On the second night at sea, a storm came from the west. The waves struck with a cold slap that knocked men from their kneeling places and soaked bedding stacked below. The captain — an appointed leader chosen less for birth than for seamanship and for the persuasiveness to command a crew — ordered ballast shifted and sails to be reduced in size. The tension of crew life made itself known here: some men rowed until their arms burned, others stood shivering, hands white around tarred ropes. Rain turned oar grips slick and the timbers creaked ominously. A mast cracked on one vessel and the men stopped only long enough to lash a spare spar; then they resumed, the cold a constant needle into ribs. Risk was practical and immediate.

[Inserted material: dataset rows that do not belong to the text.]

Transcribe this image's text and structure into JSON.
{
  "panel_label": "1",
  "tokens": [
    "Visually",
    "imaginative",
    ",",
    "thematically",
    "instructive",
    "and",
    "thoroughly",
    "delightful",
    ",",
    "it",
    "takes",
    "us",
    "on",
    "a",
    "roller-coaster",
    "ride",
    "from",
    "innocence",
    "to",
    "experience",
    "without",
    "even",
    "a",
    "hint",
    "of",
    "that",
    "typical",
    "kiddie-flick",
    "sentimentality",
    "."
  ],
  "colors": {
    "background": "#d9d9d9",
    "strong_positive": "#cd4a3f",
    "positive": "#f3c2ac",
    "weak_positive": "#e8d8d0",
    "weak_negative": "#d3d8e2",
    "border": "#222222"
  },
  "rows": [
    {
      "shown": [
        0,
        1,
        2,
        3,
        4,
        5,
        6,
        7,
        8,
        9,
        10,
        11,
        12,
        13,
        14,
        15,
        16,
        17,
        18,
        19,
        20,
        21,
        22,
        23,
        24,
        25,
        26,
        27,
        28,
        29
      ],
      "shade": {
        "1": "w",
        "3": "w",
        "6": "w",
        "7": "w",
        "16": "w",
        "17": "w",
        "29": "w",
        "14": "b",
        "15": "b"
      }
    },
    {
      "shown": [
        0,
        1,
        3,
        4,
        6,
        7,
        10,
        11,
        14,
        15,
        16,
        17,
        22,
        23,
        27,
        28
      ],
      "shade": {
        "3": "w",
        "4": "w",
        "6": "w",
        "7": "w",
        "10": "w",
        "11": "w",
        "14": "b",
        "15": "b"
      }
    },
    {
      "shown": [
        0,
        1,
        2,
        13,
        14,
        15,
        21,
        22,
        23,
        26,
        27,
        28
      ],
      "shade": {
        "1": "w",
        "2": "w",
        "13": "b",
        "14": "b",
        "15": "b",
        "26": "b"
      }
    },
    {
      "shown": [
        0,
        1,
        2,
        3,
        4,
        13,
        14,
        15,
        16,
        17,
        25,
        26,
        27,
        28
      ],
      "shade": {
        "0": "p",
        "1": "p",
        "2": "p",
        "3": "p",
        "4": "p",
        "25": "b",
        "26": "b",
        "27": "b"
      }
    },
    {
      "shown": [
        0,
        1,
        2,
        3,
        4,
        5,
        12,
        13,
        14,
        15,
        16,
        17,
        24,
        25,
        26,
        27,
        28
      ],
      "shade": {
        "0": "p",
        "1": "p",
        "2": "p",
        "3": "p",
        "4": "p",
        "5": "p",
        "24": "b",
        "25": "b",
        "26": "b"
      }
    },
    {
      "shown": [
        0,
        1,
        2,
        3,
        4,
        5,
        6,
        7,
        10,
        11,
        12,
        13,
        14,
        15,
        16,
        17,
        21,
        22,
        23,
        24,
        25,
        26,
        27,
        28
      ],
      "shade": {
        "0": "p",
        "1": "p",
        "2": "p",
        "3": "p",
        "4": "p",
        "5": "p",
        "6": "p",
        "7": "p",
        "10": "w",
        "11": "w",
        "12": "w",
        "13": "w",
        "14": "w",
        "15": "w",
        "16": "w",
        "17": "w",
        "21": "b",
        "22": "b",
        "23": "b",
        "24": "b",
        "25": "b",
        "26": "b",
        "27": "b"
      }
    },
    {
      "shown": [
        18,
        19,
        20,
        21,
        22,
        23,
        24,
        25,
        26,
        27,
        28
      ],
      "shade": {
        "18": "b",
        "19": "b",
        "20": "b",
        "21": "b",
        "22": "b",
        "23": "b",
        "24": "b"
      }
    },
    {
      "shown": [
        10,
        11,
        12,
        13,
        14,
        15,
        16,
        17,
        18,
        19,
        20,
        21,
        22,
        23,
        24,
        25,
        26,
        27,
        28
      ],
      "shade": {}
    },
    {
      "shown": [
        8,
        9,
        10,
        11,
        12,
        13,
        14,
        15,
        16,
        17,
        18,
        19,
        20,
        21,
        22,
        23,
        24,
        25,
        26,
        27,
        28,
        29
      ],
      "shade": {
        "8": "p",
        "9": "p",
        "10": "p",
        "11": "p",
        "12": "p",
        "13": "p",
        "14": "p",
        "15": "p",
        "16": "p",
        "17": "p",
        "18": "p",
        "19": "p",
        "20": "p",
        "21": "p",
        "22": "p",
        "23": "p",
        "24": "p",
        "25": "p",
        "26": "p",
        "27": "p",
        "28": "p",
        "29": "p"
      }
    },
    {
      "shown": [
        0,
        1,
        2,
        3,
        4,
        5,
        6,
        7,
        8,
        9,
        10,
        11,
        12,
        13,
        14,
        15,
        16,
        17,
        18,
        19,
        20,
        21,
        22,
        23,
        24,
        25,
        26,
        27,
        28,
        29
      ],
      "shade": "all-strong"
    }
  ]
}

Food, too, became a fixed anxiety. Salted meat and dried fish kept the travelers alive, but monotony and rankness bred complaints. Rats in the hold gnawed away at sacks of grain. The sick were carried below and the dark, cramped space under decks became a silence where the smell of disease could grow. There were no doctors in the way later navies carried surgeons; remedies were folk cures and hurried prayers. At times men deserted on distant isles rather than face another ocean month, dragging their meager possessions ashore to set up a new life or to beg for food. Desertion was both a symptom and a sanction: the sea took those who could not bear it and kept those who could.

Navigation in open water was craft as much as art. Crews read birds that rose from the sea in the morning and followed channels where porpoises spouted. The days of cloudless skies brought stars into service; at noon the angle of the sun was tested against rough wood and rougher eyes. Men watched for kelp and the scent of land in the wind; they watched for the change in swell where shelves broke. The absence of accurate charts made every crossing tentative and every new island a gamble. At times the fleet drifted into fog so thick that a man a few yards away was a ghost; then, suddenly, a cliff face loomed and the fleet had to heave to, rollers wrestling ships toward rock.

Landfalls offered sensory contradictions: the smell of wood smoke, the sound of unfamiliar birds, and the crunch of sand under boots after weeks at sea. Small coves took on strategic value; sheltered bays became winter homes where sod-houses rose from soil dug with bone and ploughshare. On one such landing the crew found a line of standing stones and a ruined broch; the ruins suggested the presence of earlier ironwork, prompting bartered exchanges rather than immediate conquest. In other spots, they met small fishing communities whose faces and language delayed recognition. Some meetings led to trade — salt and grain for iron and cloth — while others seeded the mistrust that would haunt future contact.

On longer crossings the ship’s rhythm folded into the men’s bodies. A man could sleep sitting, head tipped against the cabin bulk, and be awake at the sound of a gull. The steady percussion of oars became a lullaby. Yet the sea was always a test: barnacled rocks could rip a hull, a sudden southerly gale could throw a fleet off course, and the loss of a single planking could doom a voyage. The ever-present possibility of fracture made every decision a gamble weighed by experience and superstition.

The composition of a crew shaped how a voyage progressed. Farmers knew how to coax a sod house from tundra and how to shear a sheep; warriors carried the necessary muscle for raids and defense. Shipwrights and smiths could repair splintered frames under canvas in a matter of hours; their presence determined whether a mission could go on. The clash of personalities was ordinary. Some argued for immediate return when a storm showed teeth; others pressed to land where grass looked greener. Authority — often the thin authority of those who had financed and organized an expedition — was tested and sometimes broken.

By the time the last headland slid away on the horizon and the islands they sought rose out of mist, the expedition had been transformed by weather and the slow attrition of life at sea. Supplies were lighter, the crew thinner, and the men more accustomed to turning their hands to both ship chores and the building of a new home. When they finally stepped ashore, the land’s grass underfoot absorbed their exhaustion like a kind of benediction. The voyage had been more than a passage between points; it had been an apprenticeship in sea-going, a class in endurance, and an initiation into a maritime culture that would press on to stranger coasts and grimmer tests ahead. They stayed only long enough to rest and to take stock. The next horizon beckoned; they put gear on carts and eyes on maps sketched in grease on planks, and they moved inland toward the unknown that waited beyond the next headland.